Season recap: Brandon Ross
Every team that faced the Charter School of Wilmington (Del.) had the same objective before each game: stop Brandon Ross.
The Maryland-bound running back, however, made it exceedingly difficult for opponents to accomplish that feat.
“Our offense started and finished with Brandon,” said Force coach Tyran Rice. “He had a very productive season. He kind of had a target on his back. Definitely coming into this year, teams were game-planning on how to stop him. They’d put as many people into the box to try to stop him, and they’d play man-to-man on the outside to try and contain him. … With that being said, he had a very productive season.”
Ross finished his year with 1,172 yards rushing and 12 touchdowns on 181 carries, plus 19 catches for 287 yards and four touchdowns.
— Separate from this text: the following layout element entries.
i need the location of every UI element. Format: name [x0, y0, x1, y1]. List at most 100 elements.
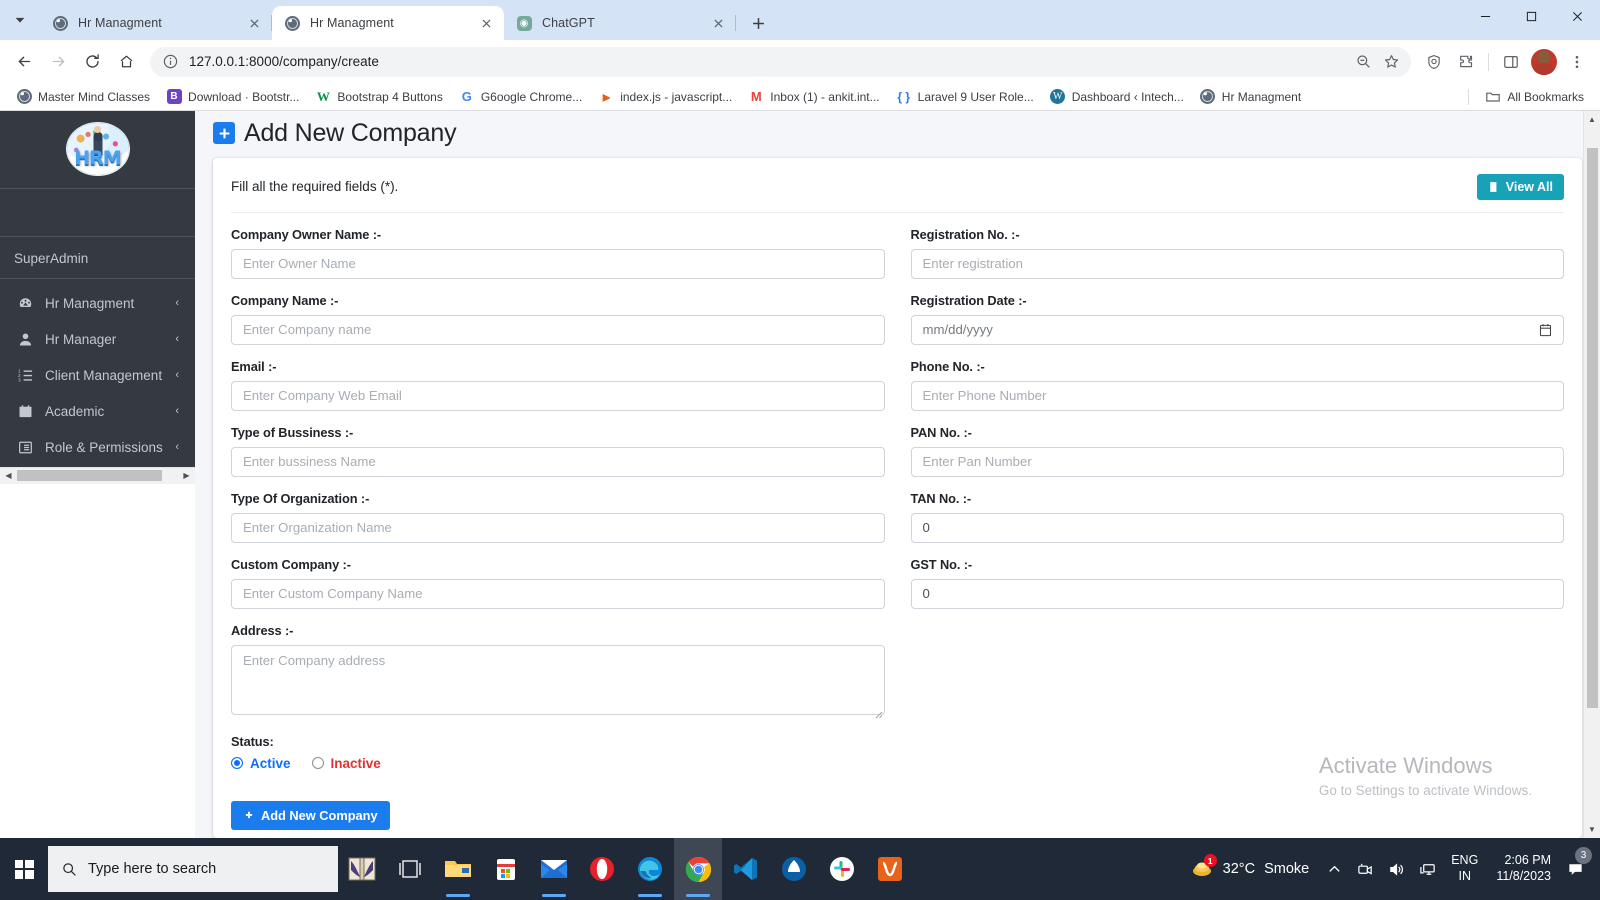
pan-no-input[interactable]	[910, 446, 1564, 477]
chrome-icon[interactable]	[674, 838, 722, 900]
bookmark-item[interactable]: W Bootstrap 4 Buttons	[307, 86, 450, 108]
field-registration-date: Registration Date :- mm/dd/yyyy	[910, 293, 1564, 345]
bookmark-item[interactable]: W Dashboard ‹ Intech...	[1042, 86, 1192, 108]
address-bar[interactable]: 127.0.0.1:8000/company/create	[150, 46, 1411, 77]
tan-no-input[interactable]	[910, 512, 1564, 543]
new-tab-button[interactable]	[744, 9, 772, 37]
close-icon[interactable]	[476, 13, 496, 33]
extensions-puzzle-icon[interactable]	[1451, 47, 1481, 77]
sidebar-nav: Hr Managment ‹ Hr Manager ‹ 123 Client M…	[0, 279, 195, 467]
radio-active-label[interactable]: Active	[250, 756, 291, 771]
zoom-out-icon[interactable]	[1349, 48, 1377, 76]
radio-inactive[interactable]	[311, 757, 324, 770]
company-name-input[interactable]	[231, 314, 885, 345]
shield-icon[interactable]	[1419, 47, 1449, 77]
close-icon[interactable]	[244, 13, 264, 33]
bookmarks-divider	[1468, 88, 1470, 105]
organization-type-input[interactable]	[231, 512, 885, 543]
bookmark-item[interactable]: Hr Managment	[1192, 86, 1309, 108]
browser-tab-1[interactable]: Hr Managment	[40, 6, 272, 40]
scroll-left-arrow[interactable]: ◀	[0, 467, 17, 484]
sidebar-item-hr-managment[interactable]: Hr Managment ‹	[6, 287, 189, 320]
field-custom-company: Custom Company :-	[231, 557, 885, 609]
edge-icon[interactable]	[626, 838, 674, 900]
status-radio-group: Active Inactive	[231, 756, 885, 771]
owner-name-input[interactable]	[231, 248, 885, 279]
horizontal-scrollbar[interactable]: ◀ ▶	[0, 466, 195, 484]
bookmark-item[interactable]: M Inbox (1) - ankit.int...	[740, 86, 887, 108]
chrome-menu-icon[interactable]	[1562, 47, 1592, 77]
browser-tab-3[interactable]: ◉ ChatGPT	[504, 6, 736, 40]
business-type-input[interactable]	[231, 446, 885, 477]
site-info-icon[interactable]	[162, 53, 179, 70]
radio-active[interactable]	[231, 757, 243, 770]
mail-icon[interactable]	[530, 838, 578, 900]
add-new-company-button[interactable]: Add New Company	[231, 800, 390, 830]
browser-tab-2[interactable]: Hr Managment	[272, 6, 504, 40]
close-icon[interactable]	[708, 13, 728, 33]
scroll-up-arrow[interactable]: ▲	[1584, 111, 1600, 128]
globe-icon	[284, 15, 300, 31]
address-textarea[interactable]	[231, 644, 885, 715]
bookmark-item[interactable]: Master Mind Classes	[8, 86, 158, 108]
xampp-icon[interactable]	[770, 838, 818, 900]
radio-inactive-label[interactable]: Inactive	[331, 756, 381, 771]
sidebar-item-client-management[interactable]: 123 Client Management ‹	[6, 359, 189, 392]
bookmark-item[interactable]: B Download · Bootstr...	[158, 86, 307, 108]
bookmark-item[interactable]: { } Laravel 9 User Role...	[888, 86, 1042, 108]
show-hidden-icons-button[interactable]	[1319, 838, 1350, 900]
registration-no-input[interactable]	[910, 248, 1564, 279]
close-icon[interactable]	[1554, 0, 1600, 32]
calendar-icon[interactable]	[1539, 323, 1552, 337]
scroll-right-arrow[interactable]: ▶	[178, 467, 195, 484]
tab-title: Hr Managment	[78, 16, 162, 30]
volume-tray-icon[interactable]	[1381, 838, 1412, 900]
all-bookmarks-button[interactable]: All Bookmarks	[1477, 86, 1592, 108]
vscode-icon[interactable]	[722, 838, 770, 900]
registration-date-input[interactable]: mm/dd/yyyy	[910, 314, 1564, 345]
language-indicator[interactable]: ENG IN	[1443, 853, 1486, 884]
slack-icon[interactable]	[818, 838, 866, 900]
start-button[interactable]	[0, 838, 48, 900]
weather-widget[interactable]: 1 32°C Smoke	[1184, 854, 1320, 881]
tab-search-button[interactable]	[0, 0, 40, 40]
home-button[interactable]	[110, 46, 142, 78]
microsoft-store-icon[interactable]	[482, 838, 530, 900]
bookmark-item[interactable]: ⫸ index.js - javascript...	[590, 86, 740, 108]
file-explorer-icon[interactable]	[434, 838, 482, 900]
taskbar-clock[interactable]: 2:06 PM 11/8/2023	[1486, 853, 1561, 884]
minimize-icon[interactable]	[1462, 0, 1508, 32]
email-input[interactable]	[231, 380, 885, 411]
taskbar-search[interactable]: Type here to search	[48, 846, 338, 892]
gst-no-input[interactable]	[910, 578, 1564, 609]
forward-button[interactable]	[42, 46, 74, 78]
avatar[interactable]	[1531, 48, 1557, 75]
notification-center-button[interactable]: 3	[1561, 846, 1596, 878]
book-app-icon[interactable]	[338, 838, 386, 900]
tab-title: ChatGPT	[542, 16, 595, 30]
opera-icon[interactable]	[578, 838, 626, 900]
wordpress-icon: W	[1050, 89, 1066, 105]
screen-recorder-tray-icon[interactable]	[1350, 838, 1381, 900]
vertical-scrollbar[interactable]: ▲ ▼	[1583, 110, 1600, 838]
reload-button[interactable]	[76, 46, 108, 78]
maximize-icon[interactable]	[1508, 0, 1554, 32]
bookmark-star-icon[interactable]	[1377, 48, 1405, 76]
sidebar-brand[interactable]: HRM	[0, 111, 195, 189]
bookmark-item[interactable]: G G6oogle Chrome...	[451, 86, 590, 108]
sidebar-item-hr-manager[interactable]: Hr Manager ‹	[6, 323, 189, 356]
field-label: GST No. :-	[910, 556, 973, 572]
custom-company-input[interactable]	[231, 578, 885, 609]
view-all-button[interactable]: View All	[1476, 173, 1564, 200]
back-button[interactable]	[8, 46, 40, 78]
vertical-scroll-thumb[interactable]	[1586, 147, 1598, 708]
side-panel-icon[interactable]	[1496, 47, 1526, 77]
network-tray-icon[interactable]	[1412, 838, 1443, 900]
phone-no-input[interactable]	[910, 380, 1564, 411]
task-view-icon[interactable]	[386, 838, 434, 900]
sidebar-item-role-permissions[interactable]: Role & Permissions ‹	[6, 431, 189, 464]
sidebar-item-academic[interactable]: Academic ‹	[6, 395, 189, 428]
scroll-down-arrow[interactable]: ▼	[1584, 821, 1600, 838]
dbeaver-icon[interactable]	[866, 838, 914, 900]
horizontal-scroll-thumb[interactable]	[17, 470, 162, 482]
The 5-foot-11, 195-pound senior guided the Force to a 7-3 record – the best mark in Charter’s 10 years of existence.
The highlight of Ross’ senior year came against A.I. du Pont in the fourth game of Charter’s season. Snap after snap, Ross picked apart the Tigers’ defense.
“He caught a flare pass and took it the distance, I want to say about 80 yards or so,” Rice recalled. “But in the process he made two people miss and he outran another player’s angle. It looked like he was going to catch him, but he just turned it up another gear and outran him to the end zone.”
The final tally for Ross that night was five catches for 181 yards and three touchdowns to go along with 155 yards and another score on 22 carries. There was no rest for Ross against A.I. du Pont – or any other team on Charter’s schedule – when the Force’s defense took the field. The future Terp also started at cornerback.
“Having him play both sides of the ball was definitely taxing on him,” Rice said. “When you carry the ball 20-plus times and are the focal point of someone’s offense, then get out there and play defense as well, it can break you down a little bit. But Brandon did a pretty good job with that. There were a couple games where he had to come out and get a blow and get back on the field. But he’s able to do that. He went through the year and played every game. Not every kid is built for that, but he knew before the season that he was going to have to be in great shape. He’s a very hard worker and did everything he needed to do to get his body ready.”
Coaching leaves Rice without much free time to pay close attention to college football, but he’s well aware of Maryland’s rebound season. While he hasn’t had any recent in-depth discussions with the Terps staff regarding their plans for Ross as a freshman, Rice thinks it will be a relatively smooth transition to college.
“A kid like Brandon can fit into any system,” Rice said. “He has the speed that you just can’t coach. On top of that, he’s a hard worker and he’s going to do whatever the coaches tell him to. I’ve seen his growth in our program. A lot of that is attributed to him doing what he needs to do during the offseason. … He definitely is something special on offense. Now I know ACC football is a big jump from what we’re seeing in Delaware. But I feel like once he gets there, gets in the weight room and learns the system, he’ll be fine.”